2001上半期の新製品

 

 おもちゃショーで紹介される上半期の新製品は、ゾイドのコーナーの真ん中、ちょうどプロジェクターの前を中心に並べられていた。

 

 やはり一番の注目商品はライガーゼロ。コロコロコミックのバトルストーリー、マンガ、アニメでも、主人公の搭乗機となるライガーゼロは、チェンジングアーマーシステムを採用している。これにより、まずは、本体を用意して、そこに別売りにカスタマイズパーツを追加購入することで、簡単に改造遊びが出来るようなゾイドになっている。トミーでは、「改造遊び」をゾイドの遊び方として定着させようと、カスタマイズパーツを売りだし、単に買ってきて組み立てるだけがゾイドの遊びではないと言うことをアピールしようとしてきている。その延長線上に表れたのが、あらかじめ改造すると言うことを想定して設計をして、外装を変えることで別の機体になっている、つまり、改造していると思わせるような作りをした機体をリリースしてきているのである。

 

 既にライガーゼロは発売済、そして今後発売されていくのが、シュナイダーユニット、イェーガーユニット、パンツァーユニットである。

 

 シュナイダーユニットは、オレンジを基調としたアーマーパーツで、いくつモノソードを組み合わせ、格闘戦をイメージさせるパーツとなっている。イェーガーユニットは、設定上スピードを優先した能力を発揮させるための装備となっている。

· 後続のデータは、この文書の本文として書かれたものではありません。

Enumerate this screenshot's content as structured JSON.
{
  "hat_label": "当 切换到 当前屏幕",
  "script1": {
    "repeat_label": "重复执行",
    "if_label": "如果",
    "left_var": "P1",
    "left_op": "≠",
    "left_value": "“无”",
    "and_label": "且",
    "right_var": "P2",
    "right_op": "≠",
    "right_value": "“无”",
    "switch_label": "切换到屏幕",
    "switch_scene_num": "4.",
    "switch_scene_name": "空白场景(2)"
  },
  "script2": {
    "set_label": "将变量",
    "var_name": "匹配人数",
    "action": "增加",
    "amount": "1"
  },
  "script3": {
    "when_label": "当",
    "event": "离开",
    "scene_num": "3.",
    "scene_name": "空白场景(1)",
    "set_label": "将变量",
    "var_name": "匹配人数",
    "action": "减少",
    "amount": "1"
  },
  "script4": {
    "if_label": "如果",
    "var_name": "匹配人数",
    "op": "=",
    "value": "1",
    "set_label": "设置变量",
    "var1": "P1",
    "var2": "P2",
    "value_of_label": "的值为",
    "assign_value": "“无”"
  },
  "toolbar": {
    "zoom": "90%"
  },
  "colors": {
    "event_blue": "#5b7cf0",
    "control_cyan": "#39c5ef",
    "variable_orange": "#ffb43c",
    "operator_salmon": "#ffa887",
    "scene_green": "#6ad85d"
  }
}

これを表現するため、加速するためのブースターと、スピードが上がったときに機体に直進性を与えるための垂直翼、機体が浮き上がるのを防ぐための水平翼を備えたパーツとなっている。

 残念なのは、この二つ、ソードと翼という異なる装備はしているモノの、ポージングの位置によってはシルエットに違いが見えにくいことがあり、色以外でパーツの差別化や視覚的に設定の違いを強くアピールするには至っていないように感じられなくもない。

 

 パンツァーユニットは、設定としてライガーゼロの機動力を犠牲にしても、打撃力を強化させようとしている装備である。厚い装甲を連想させるパーツに、重砲が2門装備されるユニットは、緑を基調とした色で表現されている。ユニット名の「パンツァー」とは、AFV系の事に明るい方には周知の通り、第二次大戦中のドイツの戦車から名前をもってきている。そして、この少し明るめの緑は、第二次大戦中のソ連の戦車の色に近いモノを想定しているであろう。戦車に強いドイツとソ連からモチーフをもってきて、重砲を装備させるユニットを表現していることに、開発者の思惑を想像させられる。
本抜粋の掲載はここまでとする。